In other words there was no point in struggle at work because it would only lead to unemployment and inflation and workers losing out in the end.
But this made no sense. The recessions were created by global economic convulsions as the post-war boom collapsed. What’s more wage restraint did not restore jobs. Despite all the sacrifices that workers made in the 1980s, unemployment would shoot above 10 per cent again in the early 1990s.
It was unemployment, and the labour movement’s inability to deal with it that most fundamentally explains the acceptance of the Accord. The union militants of the 1960s and 1970s had operated in a full-employment economy. When builders’ labourers walked off a site, for example, the boss knew that until they met the union’s demands they would not be able to find replacement workers.
The unions needed to turn towards fighting the closures and demanding jobs. Instead union officials argued for wage restraint with the line “one workers’ wage rise is another’s job”. The left officials were crucial in justifying the Accord to the rest of the movement.
While on the ground unemployment was shifting momentum away from workers, the officials and their friends in the Communist Party (who still controlled a swathe of union offices) and the Labor Left, presented the Accord as increasing union and government control over the economy—a move towards socialisation.
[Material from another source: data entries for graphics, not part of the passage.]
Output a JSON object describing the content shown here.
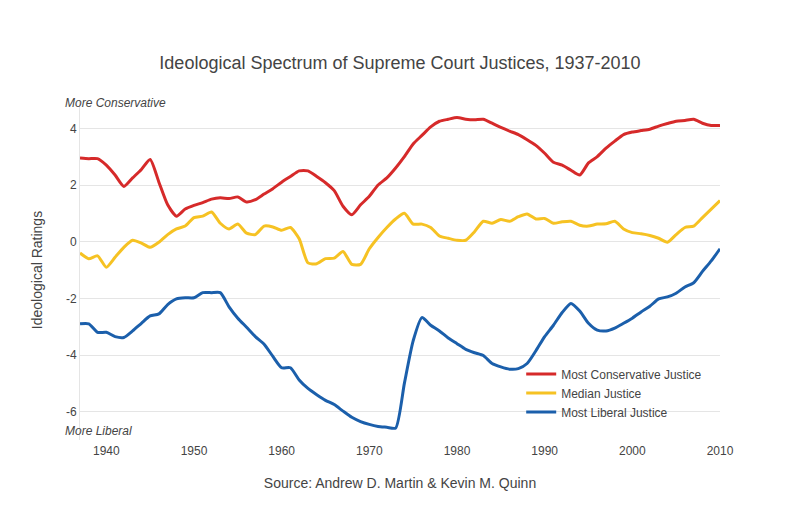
{
  "chart_data": {
    "type": "line",
    "title": "Ideological Spectrum of Supreme Court Justices, 1937-2010",
    "x_label": "Source: Andrew D. Martin & Kevin M. Quinn",
    "y_label": "Ideological Ratings",
    "annotations": [
      "More Conservative",
      "More Liberal"
    ],
    "x": [
      1937,
      1938,
      1939,
      1940,
      1941,
      1942,
      1943,
      1944,
      1945,
      1946,
      1947,
      1948,
      1949,
      1950,
      1951,
      1952,
      1953,
      1954,
      1955,
      1956,
      1957,
      1958,
      1959,
      1960,
      1961,
      1962,
      1963,
      1964,
      1965,
      1966,
      1967,
      1968,
      1969,
      1970,
      1971,
      1972,
      1973,
      1974,
      1975,
      1976,
      1977,
      1978,
      1979,
      1980,
      1981,
      1982,
      1983,
      1984,
      1985,
      1986,
      1987,
      1988,
      1989,
      1990,
      1991,
      1992,
      1993,
      1994,
      1995,
      1996,
      1997,
      1998,
      1999,
      2000,
      2001,
      2002,
      2003,
      2004,
      2005,
      2006,
      2007,
      2008,
      2009,
      2010
    ],
    "series": [
      {
        "name": "Most Conservative Justice",
        "color": "#d62a2a",
        "values": [
          2.95,
          2.93,
          2.93,
          2.7,
          2.35,
          1.95,
          2.25,
          2.55,
          2.9,
          2.1,
          1.3,
          0.9,
          1.15,
          1.28,
          1.38,
          1.5,
          1.55,
          1.52,
          1.58,
          1.4,
          1.48,
          1.68,
          1.87,
          2.1,
          2.3,
          2.5,
          2.5,
          2.3,
          2.08,
          1.8,
          1.25,
          0.95,
          1.3,
          1.6,
          2.0,
          2.25,
          2.6,
          3.0,
          3.45,
          3.75,
          4.05,
          4.25,
          4.32,
          4.38,
          4.32,
          4.3,
          4.32,
          4.18,
          4.03,
          3.9,
          3.78,
          3.6,
          3.4,
          3.12,
          2.8,
          2.7,
          2.52,
          2.35,
          2.78,
          3.0,
          3.3,
          3.55,
          3.78,
          3.87,
          3.92,
          3.97,
          4.08,
          4.17,
          4.25,
          4.28,
          4.32,
          4.18,
          4.1,
          4.1
        ]
      },
      {
        "name": "Median Justice",
        "color": "#f6c223",
        "values": [
          -0.4,
          -0.6,
          -0.5,
          -0.9,
          -0.55,
          -0.2,
          0.05,
          -0.05,
          -0.2,
          -0.02,
          0.25,
          0.45,
          0.55,
          0.85,
          0.9,
          1.05,
          0.65,
          0.45,
          0.62,
          0.3,
          0.25,
          0.55,
          0.52,
          0.4,
          0.5,
          0.1,
          -0.75,
          -0.78,
          -0.6,
          -0.58,
          -0.35,
          -0.8,
          -0.8,
          -0.25,
          0.15,
          0.5,
          0.8,
          1.0,
          0.62,
          0.62,
          0.5,
          0.2,
          0.12,
          0.05,
          0.05,
          0.35,
          0.72,
          0.65,
          0.78,
          0.72,
          0.88,
          0.98,
          0.8,
          0.82,
          0.65,
          0.7,
          0.72,
          0.58,
          0.55,
          0.62,
          0.63,
          0.72,
          0.45,
          0.32,
          0.28,
          0.22,
          0.12,
          -0.02,
          0.25,
          0.5,
          0.55,
          0.85,
          1.15,
          1.45
        ]
      },
      {
        "name": "Most Liberal Justice",
        "color": "#1b5fab",
        "values": [
          -2.9,
          -2.9,
          -3.2,
          -3.2,
          -3.35,
          -3.38,
          -3.15,
          -2.88,
          -2.62,
          -2.55,
          -2.22,
          -2.02,
          -1.98,
          -1.98,
          -1.8,
          -1.8,
          -1.8,
          -2.3,
          -2.7,
          -3.02,
          -3.35,
          -3.62,
          -4.05,
          -4.45,
          -4.45,
          -4.88,
          -5.18,
          -5.4,
          -5.6,
          -5.75,
          -5.98,
          -6.2,
          -6.35,
          -6.45,
          -6.52,
          -6.55,
          -6.58,
          -5.0,
          -3.5,
          -2.68,
          -2.95,
          -3.15,
          -3.4,
          -3.6,
          -3.8,
          -3.92,
          -4.02,
          -4.3,
          -4.42,
          -4.5,
          -4.48,
          -4.3,
          -3.85,
          -3.35,
          -2.95,
          -2.5,
          -2.18,
          -2.45,
          -2.88,
          -3.12,
          -3.15,
          -3.05,
          -2.88,
          -2.7,
          -2.48,
          -2.28,
          -2.02,
          -1.95,
          -1.82,
          -1.6,
          -1.45,
          -1.05,
          -0.68,
          -0.25
        ]
      }
    ],
    "xlim": [
      1937,
      2010
    ],
    "xticks": [
      1940,
      1950,
      1960,
      1970,
      1980,
      1990,
      2000,
      2010
    ],
    "ylim": [
      -7,
      5
    ],
    "yticks": [
      -6,
      -4,
      -2,
      0,
      2,
      4
    ],
    "grid": true,
    "legend": "bottom right"
  }
}
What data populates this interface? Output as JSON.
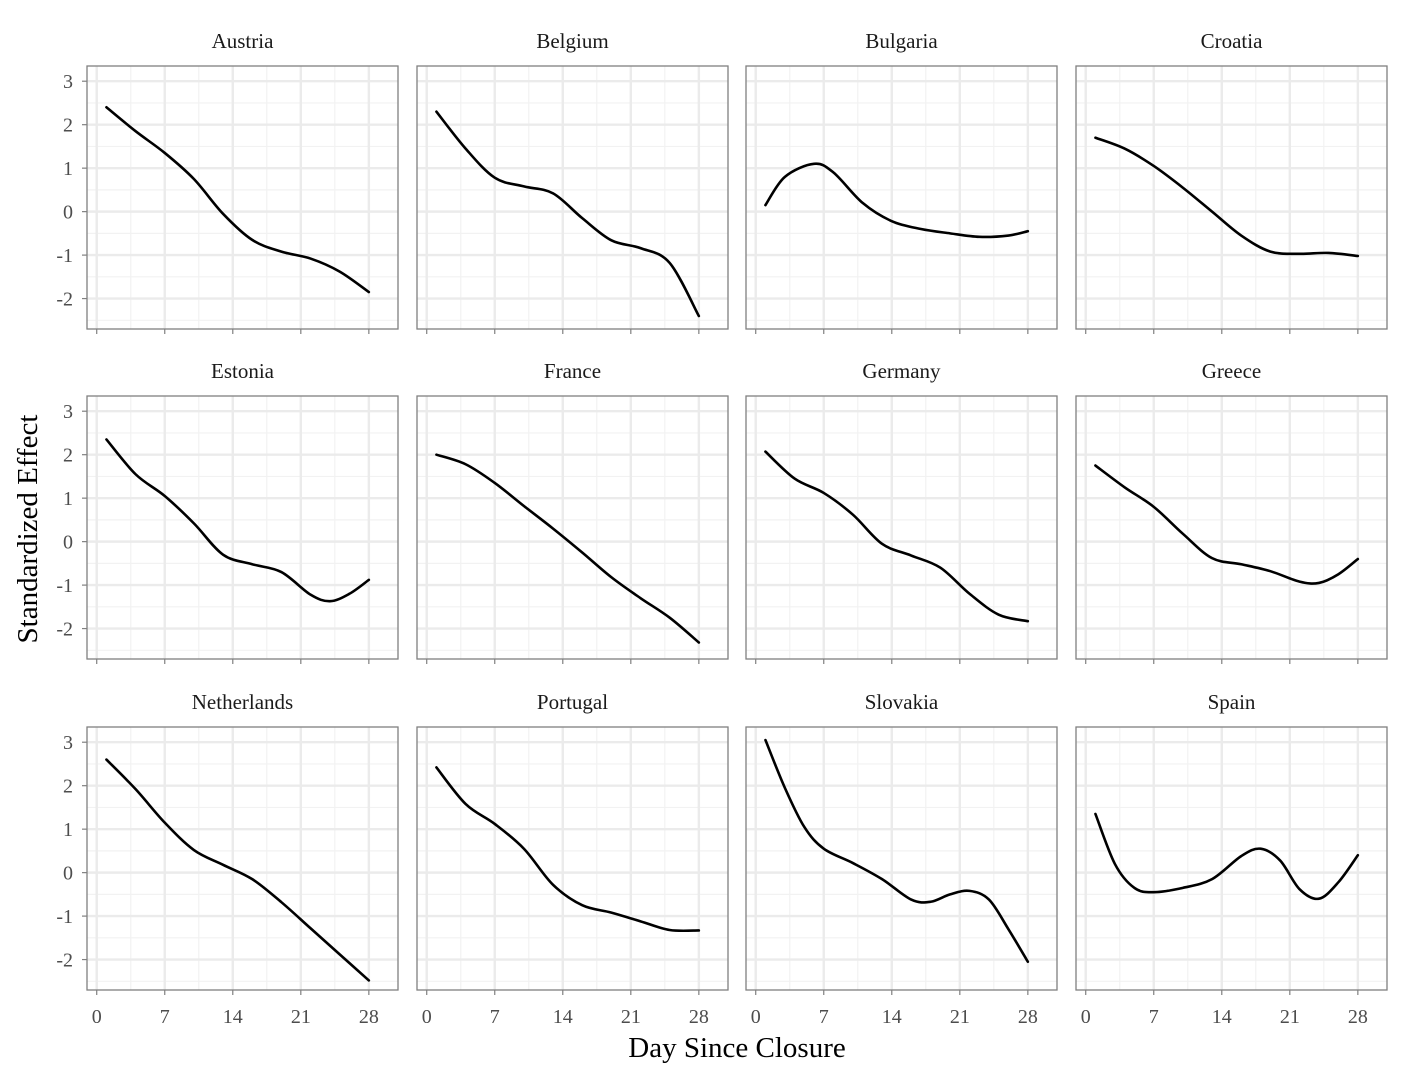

As the experience of eroded wages and conditions under the Accord kicked in, the left retreated into an argument that the Accord would only benefit workers if the left intervened—a call to integrate the left further into the state bureaucracy.
Role of the left
The importance of the left’s role in the Accord cannot be overstated. Across the developed world unions faced savage attacks through the 1980s.
But in Australia neo-liberalism (or “economic rationalism” as it was called at the time) was fronted by heroes of the labour movement and people who called themselves “Communists”.
Even if the Australian left had not been able to stop the neo-liberal revolution, it would have been better armed to deal with the Howard years if a clear and principled opposition of size existed within the unions.
But during these crucial years when the delegates’ networks were dismantled and wages went into free-fall, support for the Accord seemed unanimous.
When workers demanded wages outside the Accord, like those at the Heinz factory in Victoria who went on strike in 1983, the pro-Accord consensus in the ACTU was used to isolate the Food Preservers Union.
The same isolation would later confront, and lead to the breaking, of both the Builders’ Labourers Federation and the Pilot’s union.
The Accord was the bridge the bosses needed to go from an industrial relations environment dominated by the union strength that had developed during the long post-war boom to a neo-liberalised economy. It shifted the balance decisively towards business.
By incorporating unions into the state bureaucracy and restraining wages, Labor had kicked the first goal of neo-liberalism. This was the necessary precursor to the market reforms that we will explore in the next issue.